Even before the pandemic, co-op boards had the authority under Section 602 of the Business Corporation Law (BCL) to permit shareholders to attend annual or special meetings virtually or telephonically. However, this section did not allow for a 100% virtual shareholders meeting; rather, the statute permitted boards to have a “hybrid meeting,” where shareholders could decide whether to attend virtually, by telephone or in person.
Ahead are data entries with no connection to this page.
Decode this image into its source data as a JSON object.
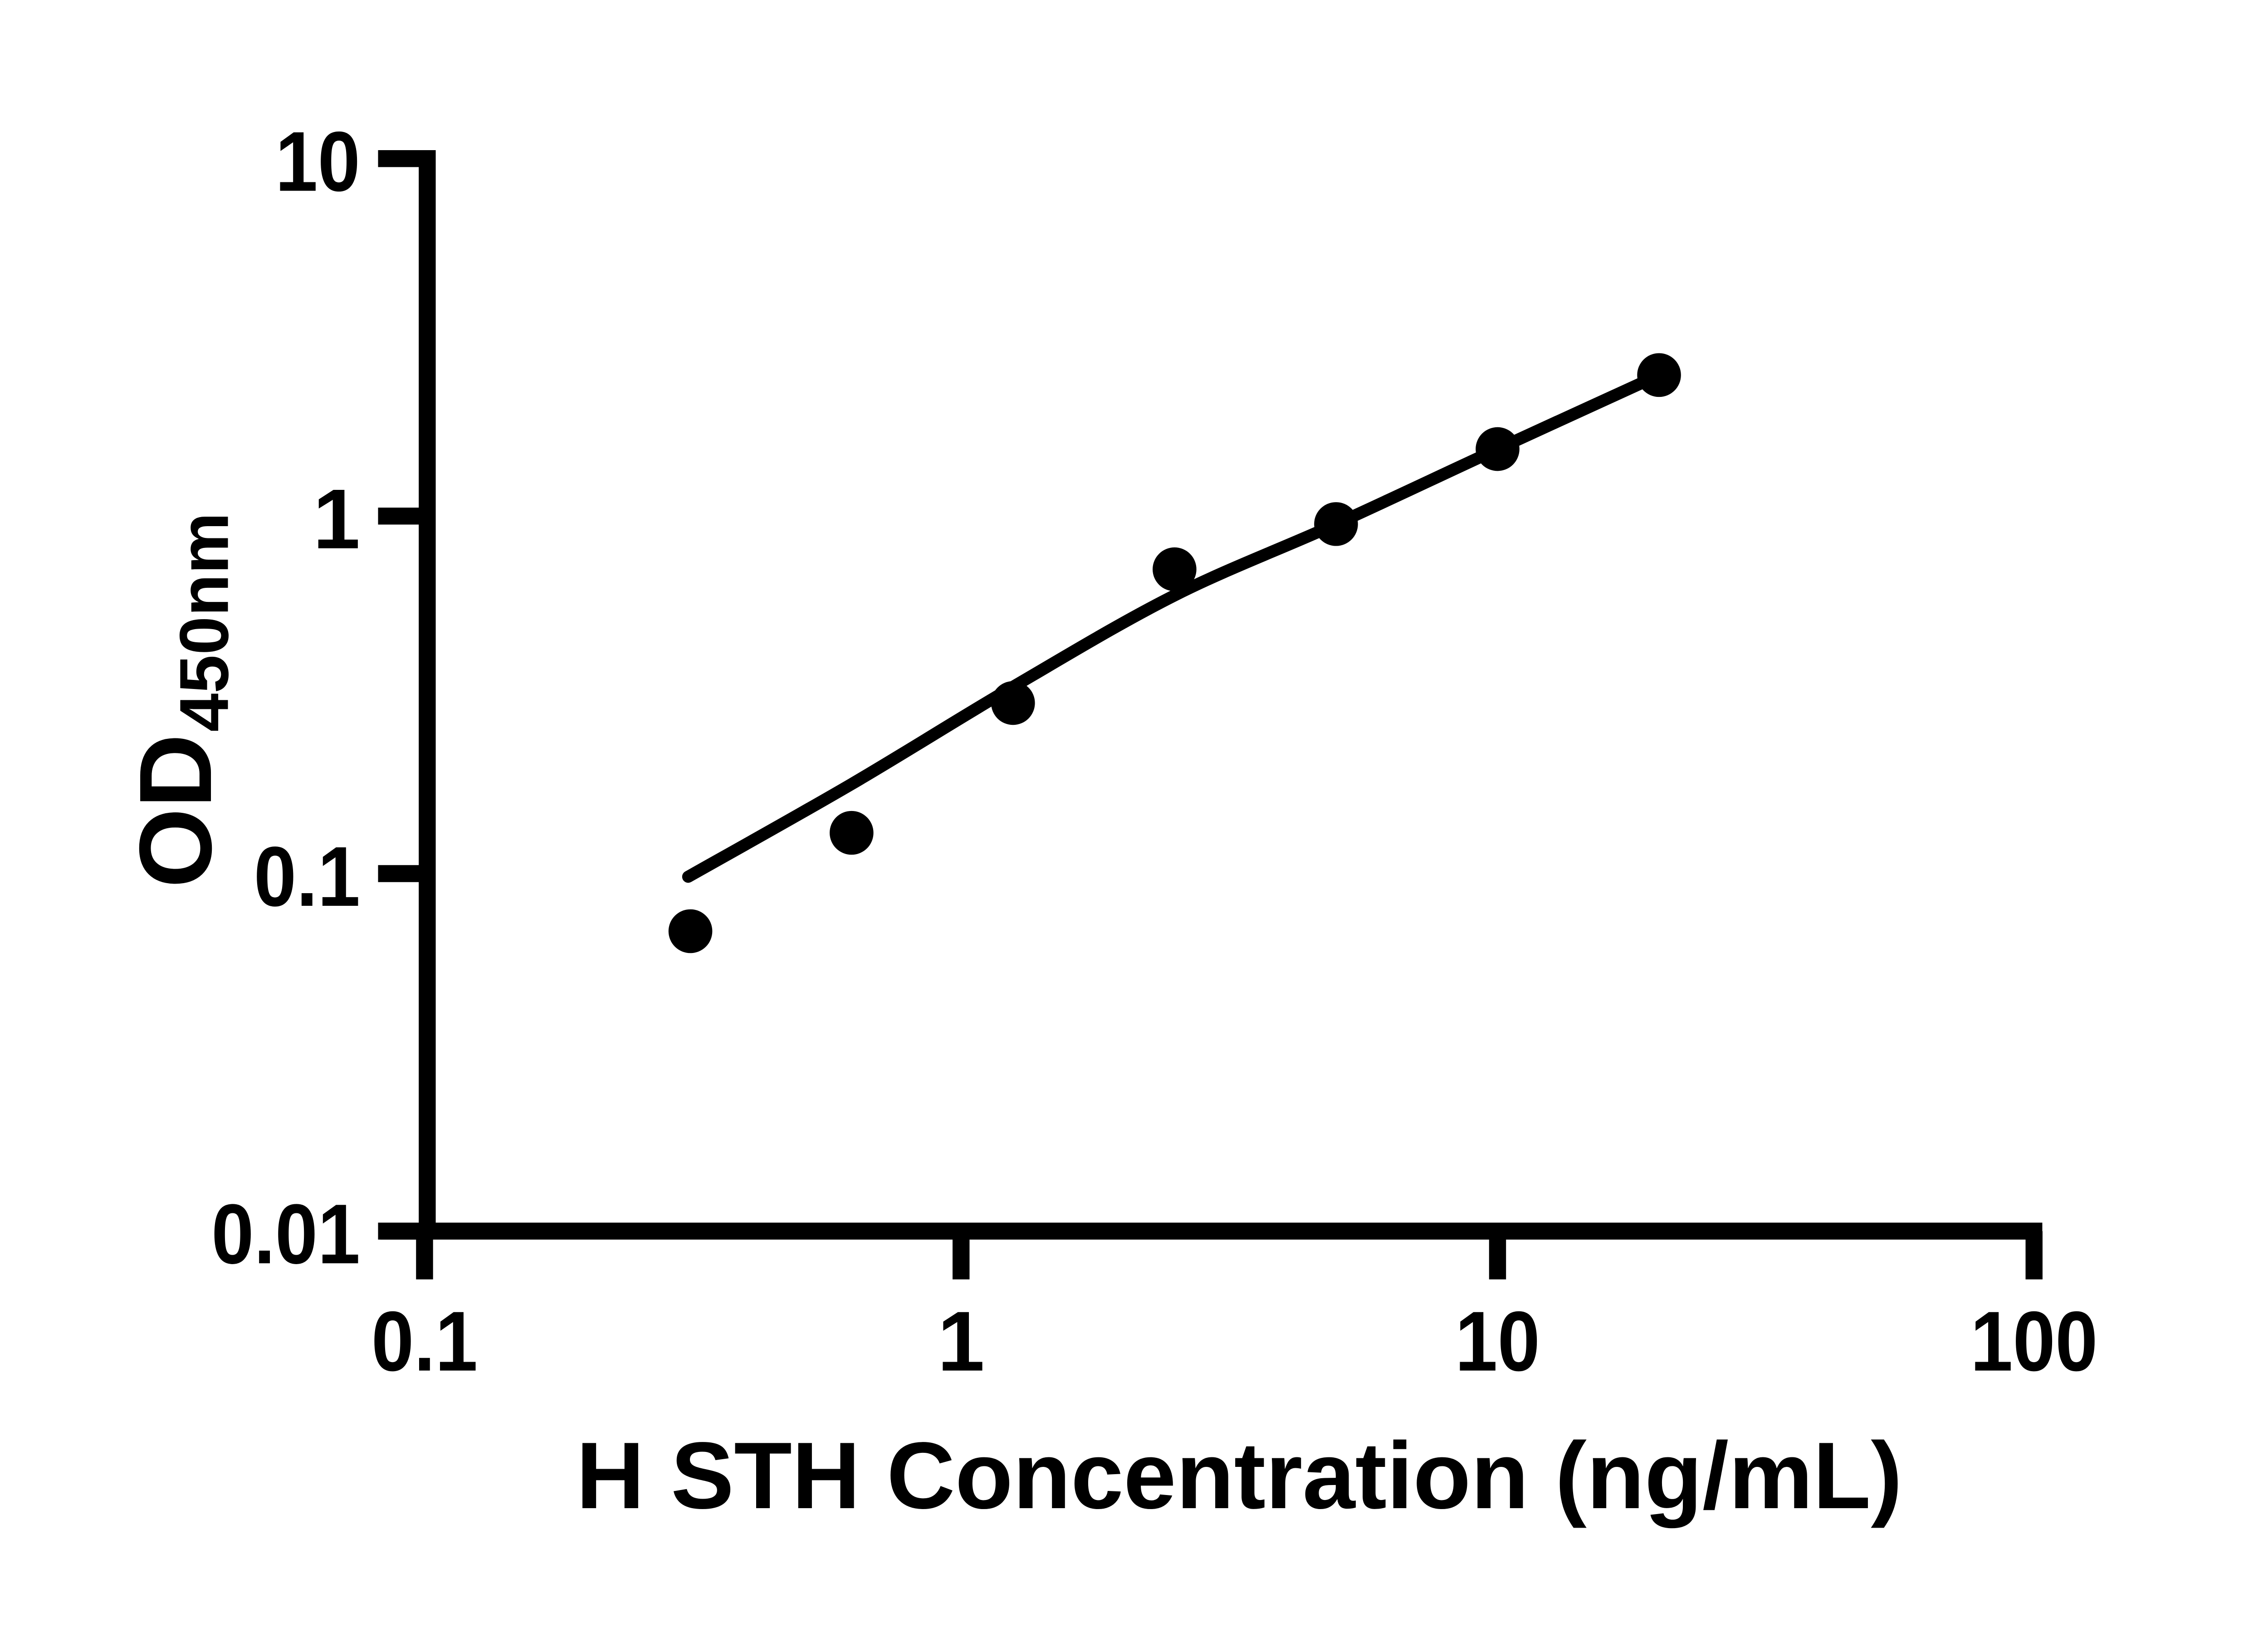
{
  "colors": {
    "foreground": "#000000",
    "background": "#ffffff"
  },
  "chart_data": {
    "type": "scatter",
    "title": "",
    "xlabel": "H STH Concentration (ng/mL)",
    "ylabel": "OD",
    "ylabel_subscript": "450nm",
    "x_axis": {
      "scale": "log",
      "range": [
        0.1,
        100
      ],
      "ticks": [
        {
          "value": 0.1,
          "label": "0.1"
        },
        {
          "value": 1,
          "label": "1"
        },
        {
          "value": 10,
          "label": "10"
        },
        {
          "value": 100,
          "label": "100"
        }
      ]
    },
    "y_axis": {
      "scale": "log",
      "range": [
        0.01,
        10
      ],
      "ticks": [
        {
          "value": 10,
          "label": "10"
        },
        {
          "value": 1,
          "label": "1"
        },
        {
          "value": 0.1,
          "label": "0.1"
        },
        {
          "value": 0.01,
          "label": "0.01"
        }
      ]
    },
    "series": [
      {
        "name": "standard-curve-points",
        "marker": "filled-circle",
        "color": "#000000",
        "points": [
          {
            "x": 0.313,
            "y": 0.069
          },
          {
            "x": 0.625,
            "y": 0.13
          },
          {
            "x": 1.25,
            "y": 0.3
          },
          {
            "x": 2.5,
            "y": 0.71
          },
          {
            "x": 5,
            "y": 0.95
          },
          {
            "x": 10,
            "y": 1.54
          },
          {
            "x": 20,
            "y": 2.48
          }
        ]
      }
    ],
    "fit_curve": {
      "name": "fitted-standard-curve",
      "color": "#000000",
      "points": [
        {
          "x": 0.31,
          "y": 0.098
        },
        {
          "x": 0.625,
          "y": 0.178
        },
        {
          "x": 1.25,
          "y": 0.333
        },
        {
          "x": 2.5,
          "y": 0.6
        },
        {
          "x": 5,
          "y": 0.95
        },
        {
          "x": 10,
          "y": 1.54
        },
        {
          "x": 20,
          "y": 2.48
        }
      ]
    },
    "legend": "none",
    "grid": "off"
  }
}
As a result of the pandemic and social distancing requirements, Cuomo enacted Executive Order 202.8, which suspended the BCL’s requirement that shareholder meetings be noticed and held at a physical location. This allowed boards to conduct shareholder meetings with exclusively virtual and telephonic attendance. Although this order has been rescinded, the governor signed legislation that amended Section 602 of the BCL to provide that “for the duration of the state of disaster emergency declared by [Executive Order 202] … or until Dec. 31, 2021, whichever is later,” a board of directors “may, in its sole discretion, determine that the meeting [of shareholders] be held solely by means of electronic communication.”
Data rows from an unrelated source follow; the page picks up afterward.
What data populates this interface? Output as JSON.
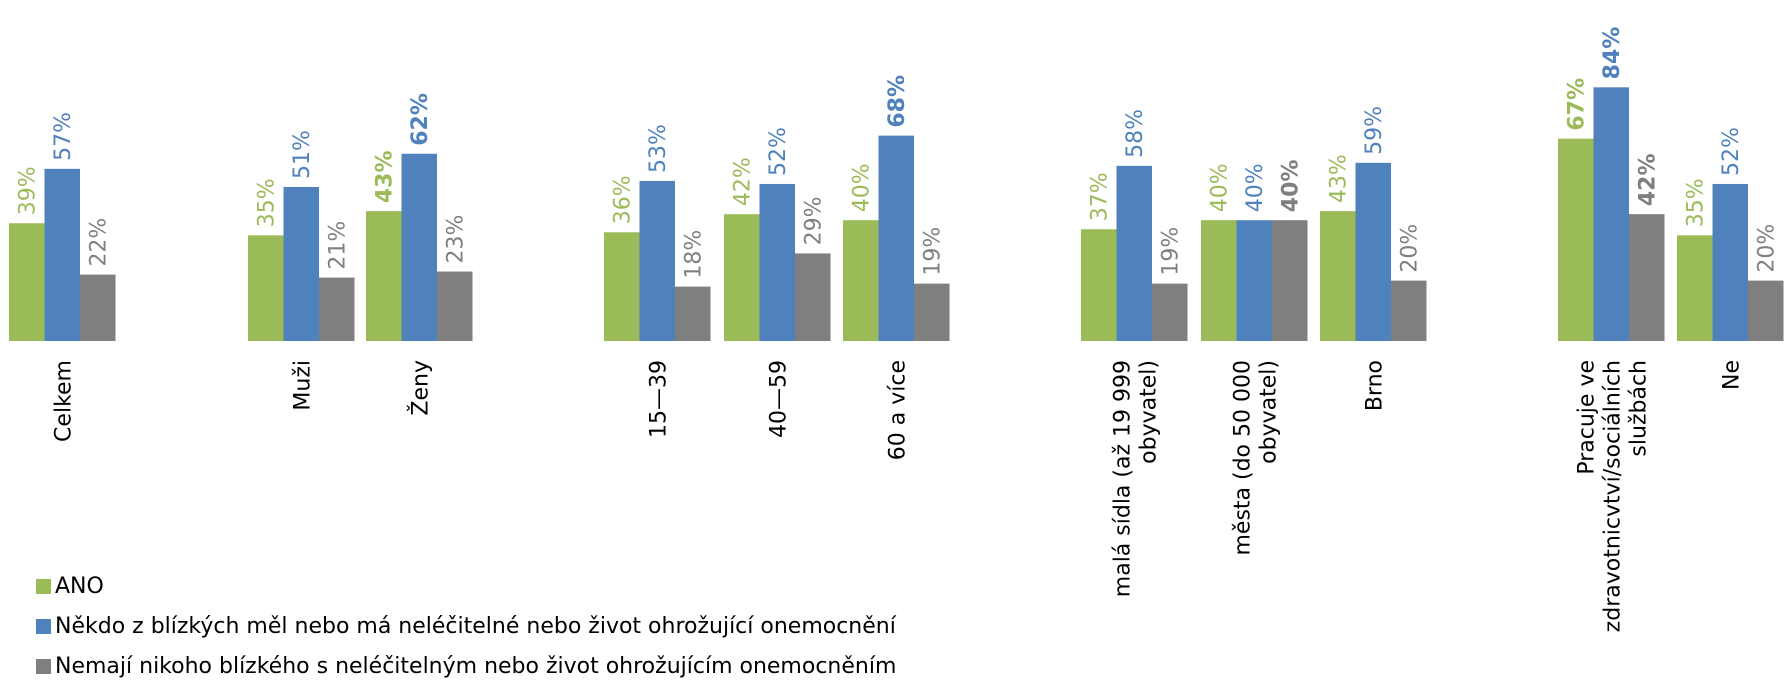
{
  "chart_data": {
    "type": "bar",
    "categories": [
      "Celkem",
      "Muži",
      "Ženy",
      "15—39",
      "40—59",
      "60 a více",
      "malá sídla (až 19 999\nobyvatel)",
      "města (do 50 000\nobyvatel)",
      "Brno",
      "Pracuje ve\nzdravotnicvtví/sociálních\nslužbách",
      "Ne"
    ],
    "ylim": [
      0,
      100
    ],
    "legend": "bottom-left",
    "series": [
      {
        "name": "ANO",
        "color": "#9bbb59",
        "values": [
          39,
          35,
          43,
          36,
          42,
          40,
          37,
          40,
          43,
          67,
          35
        ],
        "value_labels": [
          "39%",
          "35%",
          "43%",
          "36%",
          "42%",
          "40%",
          "37%",
          "40%",
          "43%",
          "67%",
          "35%"
        ],
        "bold": [
          2,
          9
        ]
      },
      {
        "name": "Někdo z blízkých měl nebo má neléčitelné nebo život ohrožující onemocnění",
        "color": "#4f81bd",
        "values": [
          57,
          51,
          62,
          53,
          52,
          68,
          58,
          40,
          59,
          84,
          52
        ],
        "value_labels": [
          "57%",
          "51%",
          "62%",
          "53%",
          "52%",
          "68%",
          "58%",
          "40%",
          "59%",
          "84%",
          "52%"
        ],
        "bold": [
          2,
          5,
          9
        ]
      },
      {
        "name": "Nemají nikoho blízkého s neléčitelným nebo život ohrožujícím onemocněním",
        "color": "#7f7f7f",
        "values": [
          22,
          21,
          23,
          18,
          29,
          19,
          19,
          40,
          20,
          42,
          20
        ],
        "value_labels": [
          "22%",
          "21%",
          "23%",
          "18%",
          "29%",
          "19%",
          "19%",
          "40%",
          "20%",
          "42%",
          "20%"
        ],
        "bold": [
          7,
          9
        ]
      }
    ]
  }
}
Since the state of disaster emergency was rescinded effective June 25, 2021, cooperatives can hold 100% virtual shareholder meetings until Dec. 31, 2021. The bill now on Cuomo’s desk would amend the BCL and allow boards to continue to conduct all-virtual meetings after Jan. 1, 2022. Boards would still have the option of holding an in person-only shareholder meeting or having a hybrid meeting that shareholders can attend either in-person or virtually.
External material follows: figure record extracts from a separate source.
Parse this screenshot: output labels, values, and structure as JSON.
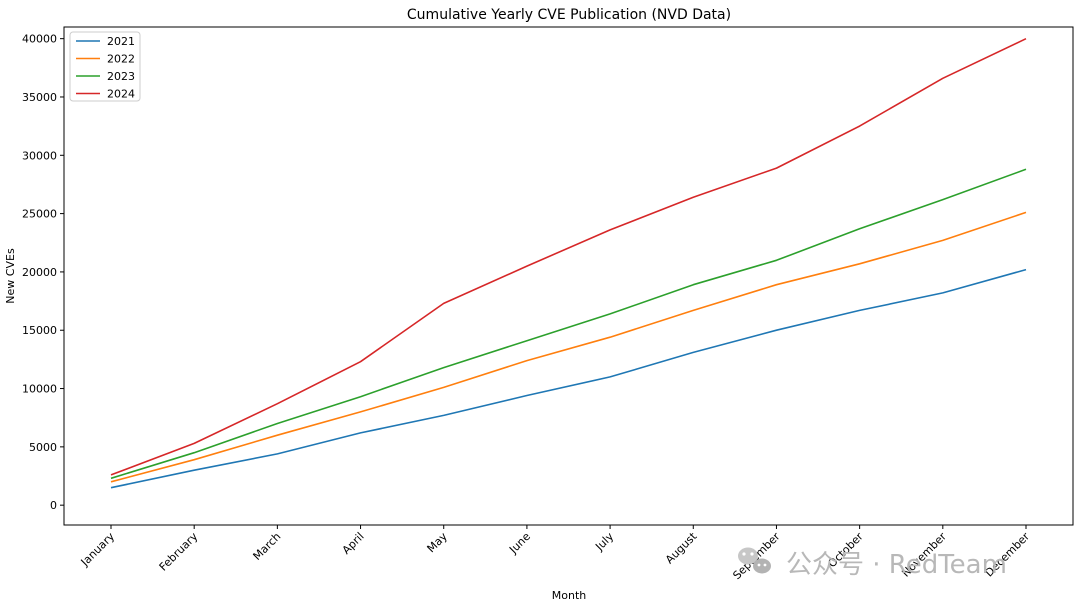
{
  "chart_data": {
    "type": "line",
    "title": "Cumulative Yearly CVE Publication (NVD Data)",
    "xlabel": "Month",
    "ylabel": "New CVEs",
    "categories": [
      "January",
      "February",
      "March",
      "April",
      "May",
      "June",
      "July",
      "August",
      "September",
      "October",
      "November",
      "December"
    ],
    "ylim": [
      -1700,
      41000
    ],
    "yticks": [
      0,
      5000,
      10000,
      15000,
      20000,
      25000,
      30000,
      35000,
      40000
    ],
    "grid": false,
    "legend_position": "top-left",
    "series": [
      {
        "name": "2021",
        "color": "#1f77b4",
        "values": [
          1500,
          3000,
          4400,
          6200,
          7700,
          9400,
          11000,
          13100,
          15000,
          16700,
          18200,
          20200
        ]
      },
      {
        "name": "2022",
        "color": "#ff7f0e",
        "values": [
          2000,
          3900,
          6000,
          8000,
          10100,
          12400,
          14400,
          16700,
          18900,
          20700,
          22700,
          25100
        ]
      },
      {
        "name": "2023",
        "color": "#2ca02c",
        "values": [
          2300,
          4500,
          7000,
          9300,
          11800,
          14100,
          16400,
          18900,
          21000,
          23700,
          26200,
          28800
        ]
      },
      {
        "name": "2024",
        "color": "#d62728",
        "values": [
          2600,
          5300,
          8700,
          12300,
          17300,
          20500,
          23600,
          26400,
          28900,
          32500,
          36600,
          40000
        ]
      }
    ]
  },
  "watermark": {
    "text": "公众号 · RedTeam",
    "icon": "wechat-icon"
  }
}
Although there is no analog to Section 602 in the Condominium Act, and since no executive orders have addressed annual meetings of condominium unit-owners, many condominiums have nevertheless conducted virtual annual meetings during the pandemic. Authority to conduct virtual unit-owner meetings can be gleaned from the fact that executive orders made holding large in-person gatherings illegal, and the courts, in other contexts, have applied the BCL in instances where the Condominium Act was silent. However, since the executive orders limiting indoor gatherings have been repealed, the authority of condo boards to continue holding virtual owners’ meetings is questionable, and condo boards that want to allow unit-owners to continue to participate in meetings virtually or telephonically should amend their bylaws to ensure the legality of such meetings. It is not uncommon for condominium bylaws to allow for amendment by written consent, so it is possible for a board to seek unit-owner approval for a virtual format in advance of sending out notice of the next annual meeting.
As things stand now, cooperatives cannot amend their bylaws to provide for 100% virtual annual meetings, since Section 602 of the BCL mandates that shareholder meetings take place at a physical location after December 31, 2021. If Cuomo signs the bill, as expected, all that will change.
Scott S. Greenspun is a principal and Maria Boboris is an associate at the law firm Braverman Greenspun.